Proviamo a ricapitolare quanto accaduto domenica pomeriggio allo stadio Bentegodi. Pioggia a parte che ha fatto da cornice al derby del Garda, Mario Balotelli ad inizio ripresa decide, tra lo stupore generale, di calciare nel corso di un’azione di gioco, il pallone in Curva Sud. I presenti allo stadio, addetti ai lavori compresi, non capiscono. L’attaccante bresciano vuole lasciare il campo e per circa 3’ il gioco viene sospeso. Il direttore di gara non lo ammonisce nemmeno, il gioco poco dopo riprende ma il gesto di Mario basta ed avanza per creare in pochi minuti il ”caso Balotelli”, con seguente strumentalizzazione contro la città di Verona e la tifoseria gialloblù.

Condannando da sempre qualsiasi forma di discriminazione, più di qualcosa però non torna.

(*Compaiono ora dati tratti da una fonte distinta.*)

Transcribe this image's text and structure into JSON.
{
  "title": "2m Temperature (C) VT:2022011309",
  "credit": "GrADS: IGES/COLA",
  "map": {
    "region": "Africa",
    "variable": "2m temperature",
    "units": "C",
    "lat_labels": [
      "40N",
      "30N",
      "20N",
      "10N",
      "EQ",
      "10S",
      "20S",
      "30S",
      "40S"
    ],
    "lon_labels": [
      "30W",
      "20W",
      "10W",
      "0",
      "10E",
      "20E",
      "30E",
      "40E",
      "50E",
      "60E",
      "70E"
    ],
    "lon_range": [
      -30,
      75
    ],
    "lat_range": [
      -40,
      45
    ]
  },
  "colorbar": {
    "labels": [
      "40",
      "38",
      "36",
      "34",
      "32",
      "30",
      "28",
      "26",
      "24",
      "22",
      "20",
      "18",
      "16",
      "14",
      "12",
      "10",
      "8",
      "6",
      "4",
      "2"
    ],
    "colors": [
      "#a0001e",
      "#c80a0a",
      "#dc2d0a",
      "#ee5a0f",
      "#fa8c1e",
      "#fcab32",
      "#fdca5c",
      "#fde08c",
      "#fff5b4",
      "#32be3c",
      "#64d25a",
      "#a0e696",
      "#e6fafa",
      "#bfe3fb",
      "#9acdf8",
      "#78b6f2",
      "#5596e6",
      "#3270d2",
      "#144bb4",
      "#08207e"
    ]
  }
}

Ed a pagare, come spesso accade, sono le persone che non c’entrano nulla.

Ma se Balotelli calcia il pallone verso la Curva Sud, seguito da gesti rivolti solo a quel settore, perché è stato deciso di chiudere le Poltrone Est, settore peraltro frequentato da intere famiglie? Ma come, gli insulti sono diventati per il Giudice Sportivo applausi? Una cosa pare evidente e sempre più certa: ancora una volta i più si sono divertiti ad infangare gratuitamente il nome di Verona.